NotomotoN Unstrung
an improvisation
for robotic percussion,
Radiodrum, and mandolins
(co-created with Andrew Schloss)
Duration: 12'
2013
Instrumentation: Radiodrum-controlled robotic percussion ("NotomotoN", created by Ajay Kapur) and one player playing mandolin, mando-cello and mandolin-banjo
"NotomotoN Unstrung" blends improvisation, musical robotics, and live DSP, combining the NotomotoN, an autonomous 10-armed robotic instrument, with the Radio Drum, an instrument that tracks musical gestures in three dimensions, in duo with a mandolinist. The focus is to combine acoustic sound, both performed directly and remotely via robotic actuators, with electronic processing of that sound.
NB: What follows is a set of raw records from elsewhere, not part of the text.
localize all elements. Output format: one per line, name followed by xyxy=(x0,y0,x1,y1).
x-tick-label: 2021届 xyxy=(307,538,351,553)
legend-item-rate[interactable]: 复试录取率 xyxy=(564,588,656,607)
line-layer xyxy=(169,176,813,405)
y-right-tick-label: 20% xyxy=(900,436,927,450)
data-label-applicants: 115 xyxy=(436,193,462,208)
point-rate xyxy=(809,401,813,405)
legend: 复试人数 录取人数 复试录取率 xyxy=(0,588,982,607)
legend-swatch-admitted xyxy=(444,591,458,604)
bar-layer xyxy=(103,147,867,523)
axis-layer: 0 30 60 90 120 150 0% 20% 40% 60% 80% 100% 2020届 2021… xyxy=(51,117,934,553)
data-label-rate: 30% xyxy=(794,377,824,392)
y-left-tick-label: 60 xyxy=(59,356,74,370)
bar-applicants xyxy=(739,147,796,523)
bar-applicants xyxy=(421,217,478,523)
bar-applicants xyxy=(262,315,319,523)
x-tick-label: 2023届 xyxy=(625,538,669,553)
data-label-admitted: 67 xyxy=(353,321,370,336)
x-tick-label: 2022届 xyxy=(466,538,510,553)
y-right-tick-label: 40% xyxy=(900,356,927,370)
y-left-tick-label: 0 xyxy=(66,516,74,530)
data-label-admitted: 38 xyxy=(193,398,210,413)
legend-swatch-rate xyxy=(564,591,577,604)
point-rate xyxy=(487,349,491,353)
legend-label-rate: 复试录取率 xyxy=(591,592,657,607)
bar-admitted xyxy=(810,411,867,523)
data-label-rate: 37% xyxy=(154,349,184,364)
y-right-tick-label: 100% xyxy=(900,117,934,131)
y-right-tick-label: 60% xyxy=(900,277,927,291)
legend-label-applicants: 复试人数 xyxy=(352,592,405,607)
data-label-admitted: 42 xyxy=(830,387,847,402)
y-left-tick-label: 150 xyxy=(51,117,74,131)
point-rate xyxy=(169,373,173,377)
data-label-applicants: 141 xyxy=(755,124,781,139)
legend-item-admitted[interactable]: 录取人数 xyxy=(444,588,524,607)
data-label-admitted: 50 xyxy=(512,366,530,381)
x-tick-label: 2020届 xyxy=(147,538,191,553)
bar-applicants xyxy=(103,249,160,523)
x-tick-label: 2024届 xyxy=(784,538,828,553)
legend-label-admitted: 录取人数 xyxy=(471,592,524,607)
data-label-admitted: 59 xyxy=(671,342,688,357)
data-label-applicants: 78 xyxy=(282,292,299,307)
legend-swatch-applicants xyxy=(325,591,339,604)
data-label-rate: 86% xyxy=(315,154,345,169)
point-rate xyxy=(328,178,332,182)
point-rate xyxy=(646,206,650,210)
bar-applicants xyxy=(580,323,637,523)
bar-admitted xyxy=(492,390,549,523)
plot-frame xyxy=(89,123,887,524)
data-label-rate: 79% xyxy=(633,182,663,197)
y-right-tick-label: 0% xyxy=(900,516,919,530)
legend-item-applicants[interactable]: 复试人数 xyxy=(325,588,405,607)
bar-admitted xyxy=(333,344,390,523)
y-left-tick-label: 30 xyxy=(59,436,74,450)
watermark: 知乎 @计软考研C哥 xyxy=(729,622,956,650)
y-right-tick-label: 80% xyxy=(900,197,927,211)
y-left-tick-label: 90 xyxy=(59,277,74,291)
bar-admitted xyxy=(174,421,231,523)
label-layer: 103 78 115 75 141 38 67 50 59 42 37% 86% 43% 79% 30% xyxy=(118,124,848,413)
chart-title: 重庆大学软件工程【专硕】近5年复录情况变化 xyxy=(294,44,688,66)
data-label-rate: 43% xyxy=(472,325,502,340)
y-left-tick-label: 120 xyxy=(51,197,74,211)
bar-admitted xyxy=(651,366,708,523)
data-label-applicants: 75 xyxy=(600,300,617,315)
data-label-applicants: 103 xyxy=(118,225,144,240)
The NotomotoN (designed by Ajay Kapur) consists of a two-headed drum with ten remotely-controllable beaters. We chose to remove six of the beaters and mount them on frame drums of various sizes, separated in space.
This allows the percussionist to have 20-foot-long arms; the instruments no longer have to be within arm's reach, allowing a spatial dimension to emerge acoustically. The drums are then mic'ed and the sound processed via computer, under control of the Radio Drum.
Complementing this electronic/mechanical percussion ensemble is a mandolinist who also plays mando-cello and mandolin banjo, with the sound from these instruments processed along with the drums. The signal processing algorithms include one based on a four-channel reverberation topology, modified to be a sort of physical model of inter-connected pipes. Limiters were included at junction points so that the structure can be driven hard and with virtually no loss coefficients without causing distortion. The Radio Drum controls the various delay lengths, the degree of loss in the system, the degree of low pass filtering in the feedback path, and other parameters.
The mandolinist is in a situation with a certain amount of tension, as he is seemingly in competition with the robotic super-human abilities of the mechanical beaters. Yet, as with the other collaborative works we have done, we search for musical effects that seem uniquely suited to the peculiarities of the technology we are exploring.